In [2]:
# Reference: https://jupyterbook.org/interactive/hiding.html
# Use {hide, remove}-{input, output, cell} tags to hiding content

import numpy as np
import matplotlib.pyplot as plt
import pandas as pd
import seaborn as sns
%matplotlib inline
import ipywidgets as widgets
from ipywidgets import interact, interactive, fixed, interact_manual
from IPython.display import display
import myst_nb

sns.set()
sns.set_context('talk')
np.set_printoptions(threshold=20, precision=2, suppress=True)
pd.set_option('display.max_rows', 7)
pd.set_option('display.max_columns', 8)
pd.set_option('precision', 2)
# This option stops scientific notation for pandas
# pd.set_option('display.float_format', '{:.2f}'.format)

def display_df(df, rows=pd.options.display.max_rows,
               cols=pd.options.display.max_columns):
    with pd.option_context('display.max_rows', rows,
                           'display.max_columns', cols):
        display(df)

(ch:viz)=
# Data Visualization

A well-known scientist once said:

> There is a magic in graphs. The profile of a curve reveals in a ﬂash a whole
> situation — the life history of an epidemic, a panic, or an era of
> prosperity. The curve informs the mind, awakens the imagination, convinces.
> {cite}`brintonGraphic1939`.

As data scientists, we create data visualizations in order to understand our
data and explain our analyses to other people. Every plot has a message. And
it's our job to use plots to communicate this message as clearly as
possible.

In the first half of this chapter, we dive into creating plots in Python using
`seaborn` and `matplotlib`, two popular packages for plotting in
Python. While these packages make it easy to create plots, we'll see that 
these plots often need adjustments to be useful.

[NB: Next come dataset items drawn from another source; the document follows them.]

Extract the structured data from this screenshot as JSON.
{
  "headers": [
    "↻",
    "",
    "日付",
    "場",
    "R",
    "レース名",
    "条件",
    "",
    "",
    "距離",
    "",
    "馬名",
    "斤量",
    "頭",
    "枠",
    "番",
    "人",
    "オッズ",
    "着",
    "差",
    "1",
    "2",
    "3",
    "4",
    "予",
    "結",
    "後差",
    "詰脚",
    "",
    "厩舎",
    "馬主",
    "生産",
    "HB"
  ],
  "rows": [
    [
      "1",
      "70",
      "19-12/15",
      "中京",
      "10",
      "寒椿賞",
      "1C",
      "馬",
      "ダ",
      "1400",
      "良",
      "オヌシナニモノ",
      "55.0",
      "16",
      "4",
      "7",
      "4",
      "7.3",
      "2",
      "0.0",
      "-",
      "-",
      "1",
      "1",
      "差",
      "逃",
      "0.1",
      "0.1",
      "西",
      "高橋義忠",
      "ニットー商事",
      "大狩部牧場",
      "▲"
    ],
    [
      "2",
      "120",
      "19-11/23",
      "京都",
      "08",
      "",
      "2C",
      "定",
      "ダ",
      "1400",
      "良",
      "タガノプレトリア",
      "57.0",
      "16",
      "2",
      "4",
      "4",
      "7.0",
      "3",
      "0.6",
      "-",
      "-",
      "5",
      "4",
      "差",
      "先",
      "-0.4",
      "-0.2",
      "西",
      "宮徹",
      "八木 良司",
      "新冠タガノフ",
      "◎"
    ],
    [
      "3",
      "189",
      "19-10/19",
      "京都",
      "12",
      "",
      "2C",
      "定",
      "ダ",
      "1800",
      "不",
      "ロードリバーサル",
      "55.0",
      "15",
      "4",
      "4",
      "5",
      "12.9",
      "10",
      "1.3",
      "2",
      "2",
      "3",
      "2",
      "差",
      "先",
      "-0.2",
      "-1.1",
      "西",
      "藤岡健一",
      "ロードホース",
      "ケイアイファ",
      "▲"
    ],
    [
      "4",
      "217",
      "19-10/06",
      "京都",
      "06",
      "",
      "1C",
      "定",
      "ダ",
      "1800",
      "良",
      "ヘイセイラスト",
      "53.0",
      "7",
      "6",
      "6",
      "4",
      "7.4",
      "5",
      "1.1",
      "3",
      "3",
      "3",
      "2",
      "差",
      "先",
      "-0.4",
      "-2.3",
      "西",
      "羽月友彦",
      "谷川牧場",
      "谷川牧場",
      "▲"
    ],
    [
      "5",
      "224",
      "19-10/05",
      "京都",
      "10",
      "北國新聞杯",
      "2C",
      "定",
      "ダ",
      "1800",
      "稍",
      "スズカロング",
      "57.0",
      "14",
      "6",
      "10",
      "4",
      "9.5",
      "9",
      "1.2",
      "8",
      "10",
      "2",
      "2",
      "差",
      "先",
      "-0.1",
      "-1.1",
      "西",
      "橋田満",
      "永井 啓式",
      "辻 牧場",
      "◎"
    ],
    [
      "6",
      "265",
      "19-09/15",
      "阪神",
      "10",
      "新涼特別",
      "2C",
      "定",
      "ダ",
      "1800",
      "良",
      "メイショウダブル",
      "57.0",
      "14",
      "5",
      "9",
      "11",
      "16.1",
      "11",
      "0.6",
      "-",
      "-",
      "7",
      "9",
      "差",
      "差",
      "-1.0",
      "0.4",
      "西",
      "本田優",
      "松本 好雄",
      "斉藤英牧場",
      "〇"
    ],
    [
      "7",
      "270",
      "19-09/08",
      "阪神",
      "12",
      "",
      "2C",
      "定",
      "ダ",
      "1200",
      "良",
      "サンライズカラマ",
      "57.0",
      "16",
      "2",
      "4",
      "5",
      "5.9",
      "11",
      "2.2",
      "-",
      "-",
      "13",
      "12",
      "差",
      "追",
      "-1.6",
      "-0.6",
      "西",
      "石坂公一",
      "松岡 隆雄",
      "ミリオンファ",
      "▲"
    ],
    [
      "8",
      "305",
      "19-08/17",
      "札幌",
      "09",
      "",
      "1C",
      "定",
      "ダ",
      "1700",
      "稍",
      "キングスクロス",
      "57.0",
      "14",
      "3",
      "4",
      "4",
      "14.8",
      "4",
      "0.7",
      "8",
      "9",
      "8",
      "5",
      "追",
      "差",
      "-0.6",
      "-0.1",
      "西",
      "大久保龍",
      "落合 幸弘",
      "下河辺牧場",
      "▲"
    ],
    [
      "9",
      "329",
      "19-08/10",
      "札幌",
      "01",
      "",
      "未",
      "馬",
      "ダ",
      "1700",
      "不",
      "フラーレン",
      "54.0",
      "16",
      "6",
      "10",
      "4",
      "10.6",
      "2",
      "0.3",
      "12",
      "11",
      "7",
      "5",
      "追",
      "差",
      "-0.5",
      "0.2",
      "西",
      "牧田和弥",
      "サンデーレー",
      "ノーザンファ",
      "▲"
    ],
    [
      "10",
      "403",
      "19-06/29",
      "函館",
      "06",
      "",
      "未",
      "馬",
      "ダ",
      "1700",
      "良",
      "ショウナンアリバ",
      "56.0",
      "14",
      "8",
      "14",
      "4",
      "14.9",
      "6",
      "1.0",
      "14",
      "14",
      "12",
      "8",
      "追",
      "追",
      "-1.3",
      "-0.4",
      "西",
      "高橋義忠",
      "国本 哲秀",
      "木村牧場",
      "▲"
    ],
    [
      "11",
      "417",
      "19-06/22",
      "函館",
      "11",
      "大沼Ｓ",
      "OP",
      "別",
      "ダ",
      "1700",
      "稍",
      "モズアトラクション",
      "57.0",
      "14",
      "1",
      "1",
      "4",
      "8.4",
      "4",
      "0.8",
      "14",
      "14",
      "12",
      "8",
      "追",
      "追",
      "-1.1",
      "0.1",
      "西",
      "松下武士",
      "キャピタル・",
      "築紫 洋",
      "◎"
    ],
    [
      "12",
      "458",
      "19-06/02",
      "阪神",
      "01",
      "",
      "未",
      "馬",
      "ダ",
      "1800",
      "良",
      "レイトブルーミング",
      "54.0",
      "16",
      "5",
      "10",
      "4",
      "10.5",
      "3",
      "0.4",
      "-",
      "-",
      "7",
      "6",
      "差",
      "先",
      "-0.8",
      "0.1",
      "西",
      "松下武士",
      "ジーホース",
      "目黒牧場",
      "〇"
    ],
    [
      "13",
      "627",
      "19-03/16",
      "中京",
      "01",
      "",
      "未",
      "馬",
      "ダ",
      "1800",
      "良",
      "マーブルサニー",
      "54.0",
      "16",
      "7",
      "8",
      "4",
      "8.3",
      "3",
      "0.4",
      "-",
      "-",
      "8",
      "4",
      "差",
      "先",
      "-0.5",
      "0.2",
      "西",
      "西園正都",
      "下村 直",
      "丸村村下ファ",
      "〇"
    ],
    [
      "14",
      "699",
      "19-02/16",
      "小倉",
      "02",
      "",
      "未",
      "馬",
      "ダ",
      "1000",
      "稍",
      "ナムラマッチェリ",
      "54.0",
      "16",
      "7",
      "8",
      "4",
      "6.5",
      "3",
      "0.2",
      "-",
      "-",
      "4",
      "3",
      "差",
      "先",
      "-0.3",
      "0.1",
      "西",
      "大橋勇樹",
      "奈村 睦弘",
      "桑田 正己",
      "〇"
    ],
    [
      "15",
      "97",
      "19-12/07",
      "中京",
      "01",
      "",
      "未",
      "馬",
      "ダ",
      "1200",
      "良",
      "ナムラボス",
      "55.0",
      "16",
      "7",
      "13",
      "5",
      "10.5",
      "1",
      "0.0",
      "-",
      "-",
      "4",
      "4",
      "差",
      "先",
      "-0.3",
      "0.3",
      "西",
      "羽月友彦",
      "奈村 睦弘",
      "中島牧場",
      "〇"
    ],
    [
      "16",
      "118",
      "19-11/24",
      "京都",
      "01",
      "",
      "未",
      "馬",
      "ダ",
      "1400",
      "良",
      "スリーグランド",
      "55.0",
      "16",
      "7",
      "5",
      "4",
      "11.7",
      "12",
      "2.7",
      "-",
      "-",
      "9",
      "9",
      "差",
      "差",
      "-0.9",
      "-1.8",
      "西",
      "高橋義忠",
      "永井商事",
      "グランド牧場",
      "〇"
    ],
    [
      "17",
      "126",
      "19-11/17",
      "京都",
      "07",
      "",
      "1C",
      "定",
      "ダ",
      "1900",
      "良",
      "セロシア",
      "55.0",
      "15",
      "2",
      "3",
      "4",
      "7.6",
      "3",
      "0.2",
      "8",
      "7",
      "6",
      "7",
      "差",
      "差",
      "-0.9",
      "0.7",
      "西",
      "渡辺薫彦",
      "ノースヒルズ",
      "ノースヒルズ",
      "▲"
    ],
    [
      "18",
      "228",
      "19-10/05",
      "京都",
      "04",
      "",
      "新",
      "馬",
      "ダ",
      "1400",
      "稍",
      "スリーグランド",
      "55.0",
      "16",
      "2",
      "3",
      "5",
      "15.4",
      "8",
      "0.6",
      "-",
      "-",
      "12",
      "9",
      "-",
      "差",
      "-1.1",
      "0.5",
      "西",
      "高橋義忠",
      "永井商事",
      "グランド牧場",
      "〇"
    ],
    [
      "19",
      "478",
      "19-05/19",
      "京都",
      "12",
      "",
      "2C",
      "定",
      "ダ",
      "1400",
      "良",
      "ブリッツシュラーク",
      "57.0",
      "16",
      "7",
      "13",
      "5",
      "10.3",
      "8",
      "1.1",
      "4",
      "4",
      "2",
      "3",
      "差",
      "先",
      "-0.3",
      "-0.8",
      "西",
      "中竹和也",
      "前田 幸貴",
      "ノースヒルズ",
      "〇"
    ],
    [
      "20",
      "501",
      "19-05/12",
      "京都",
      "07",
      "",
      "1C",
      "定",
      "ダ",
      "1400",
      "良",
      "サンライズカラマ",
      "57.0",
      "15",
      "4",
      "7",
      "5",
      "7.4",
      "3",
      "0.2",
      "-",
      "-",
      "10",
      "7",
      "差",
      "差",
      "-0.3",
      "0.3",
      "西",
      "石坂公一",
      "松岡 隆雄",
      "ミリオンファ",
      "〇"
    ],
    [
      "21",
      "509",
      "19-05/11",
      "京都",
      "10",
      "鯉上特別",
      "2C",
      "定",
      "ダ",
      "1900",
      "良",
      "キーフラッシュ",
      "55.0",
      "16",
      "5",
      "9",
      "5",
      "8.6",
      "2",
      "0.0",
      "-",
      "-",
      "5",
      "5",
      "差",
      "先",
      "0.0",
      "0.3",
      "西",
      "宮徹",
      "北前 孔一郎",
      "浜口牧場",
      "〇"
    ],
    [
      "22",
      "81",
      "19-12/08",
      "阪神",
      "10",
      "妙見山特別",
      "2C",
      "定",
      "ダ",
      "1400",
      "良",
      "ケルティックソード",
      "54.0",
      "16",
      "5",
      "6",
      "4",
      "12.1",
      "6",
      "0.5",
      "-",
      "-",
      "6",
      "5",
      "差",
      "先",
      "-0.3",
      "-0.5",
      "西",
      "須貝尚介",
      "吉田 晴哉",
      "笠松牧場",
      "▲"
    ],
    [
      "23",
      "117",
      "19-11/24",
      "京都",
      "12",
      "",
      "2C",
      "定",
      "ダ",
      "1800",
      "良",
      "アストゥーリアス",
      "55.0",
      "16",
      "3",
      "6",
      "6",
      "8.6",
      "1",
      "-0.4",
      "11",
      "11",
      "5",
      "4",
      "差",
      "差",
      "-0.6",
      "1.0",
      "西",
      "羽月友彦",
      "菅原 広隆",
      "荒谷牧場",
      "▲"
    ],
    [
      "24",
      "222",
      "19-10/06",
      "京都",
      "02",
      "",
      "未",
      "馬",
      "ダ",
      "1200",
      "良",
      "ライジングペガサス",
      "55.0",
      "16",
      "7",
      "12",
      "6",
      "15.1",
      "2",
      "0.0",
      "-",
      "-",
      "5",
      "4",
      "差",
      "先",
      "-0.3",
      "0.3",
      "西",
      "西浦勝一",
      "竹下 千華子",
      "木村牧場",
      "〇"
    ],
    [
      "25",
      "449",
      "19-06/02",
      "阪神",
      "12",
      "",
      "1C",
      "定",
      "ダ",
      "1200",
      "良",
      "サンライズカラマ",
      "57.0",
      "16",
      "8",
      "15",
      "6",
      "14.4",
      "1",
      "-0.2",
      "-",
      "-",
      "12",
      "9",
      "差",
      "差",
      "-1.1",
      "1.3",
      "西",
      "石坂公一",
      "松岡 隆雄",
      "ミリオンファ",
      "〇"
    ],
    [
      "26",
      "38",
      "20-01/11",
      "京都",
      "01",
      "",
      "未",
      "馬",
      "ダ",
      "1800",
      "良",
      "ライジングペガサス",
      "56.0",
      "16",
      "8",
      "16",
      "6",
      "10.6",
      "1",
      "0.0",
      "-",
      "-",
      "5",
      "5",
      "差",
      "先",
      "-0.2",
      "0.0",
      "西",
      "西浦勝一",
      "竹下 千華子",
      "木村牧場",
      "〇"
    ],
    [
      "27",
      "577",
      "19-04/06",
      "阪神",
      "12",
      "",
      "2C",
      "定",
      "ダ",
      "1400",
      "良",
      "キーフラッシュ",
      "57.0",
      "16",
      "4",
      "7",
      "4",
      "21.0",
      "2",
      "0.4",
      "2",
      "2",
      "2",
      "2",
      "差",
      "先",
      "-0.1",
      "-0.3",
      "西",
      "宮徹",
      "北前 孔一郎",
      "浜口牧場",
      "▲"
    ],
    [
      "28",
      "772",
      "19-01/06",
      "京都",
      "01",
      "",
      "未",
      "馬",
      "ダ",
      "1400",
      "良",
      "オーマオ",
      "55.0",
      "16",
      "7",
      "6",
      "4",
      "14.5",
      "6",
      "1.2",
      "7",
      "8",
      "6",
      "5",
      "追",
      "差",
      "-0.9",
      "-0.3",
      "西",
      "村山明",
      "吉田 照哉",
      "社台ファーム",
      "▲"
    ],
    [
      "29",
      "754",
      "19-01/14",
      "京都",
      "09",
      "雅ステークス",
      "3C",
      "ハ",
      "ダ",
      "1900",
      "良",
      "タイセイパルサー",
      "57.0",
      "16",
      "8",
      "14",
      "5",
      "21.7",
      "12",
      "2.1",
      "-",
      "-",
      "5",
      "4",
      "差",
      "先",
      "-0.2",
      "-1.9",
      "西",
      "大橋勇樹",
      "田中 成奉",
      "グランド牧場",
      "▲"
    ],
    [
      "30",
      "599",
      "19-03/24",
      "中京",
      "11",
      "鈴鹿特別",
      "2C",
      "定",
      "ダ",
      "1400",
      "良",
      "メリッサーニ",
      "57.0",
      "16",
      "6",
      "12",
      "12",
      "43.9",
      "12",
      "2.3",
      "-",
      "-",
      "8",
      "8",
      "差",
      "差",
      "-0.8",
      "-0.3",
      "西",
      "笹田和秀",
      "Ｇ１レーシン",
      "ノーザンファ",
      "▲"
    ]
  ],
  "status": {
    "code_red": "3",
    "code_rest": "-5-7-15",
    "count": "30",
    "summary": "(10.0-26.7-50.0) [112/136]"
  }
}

In the second half of this chapter, we'll discuss principles of effective data
visualizations. We specifically talk about how to: choose scales for axes,
handle large amounts of data with smoothing and aggregation, facilitate
meaningful comparisons, incorporate the study design, and add contextual
information. Each section also contains with code that implements
these principles using Python.

The sequence of topics in this chapter is designed to mimic real-world
practice. During an analysis, we often want to create basic plots as quickly as
possible while exploring their data. Here, we can use the simple default plots
that `seaborn` and `matplotlib` implement. After we decide on what analysis
to do, we can then fine-tune the plots. In this step, we'll apply principles of
visualization to make our plots useful for a broad audience.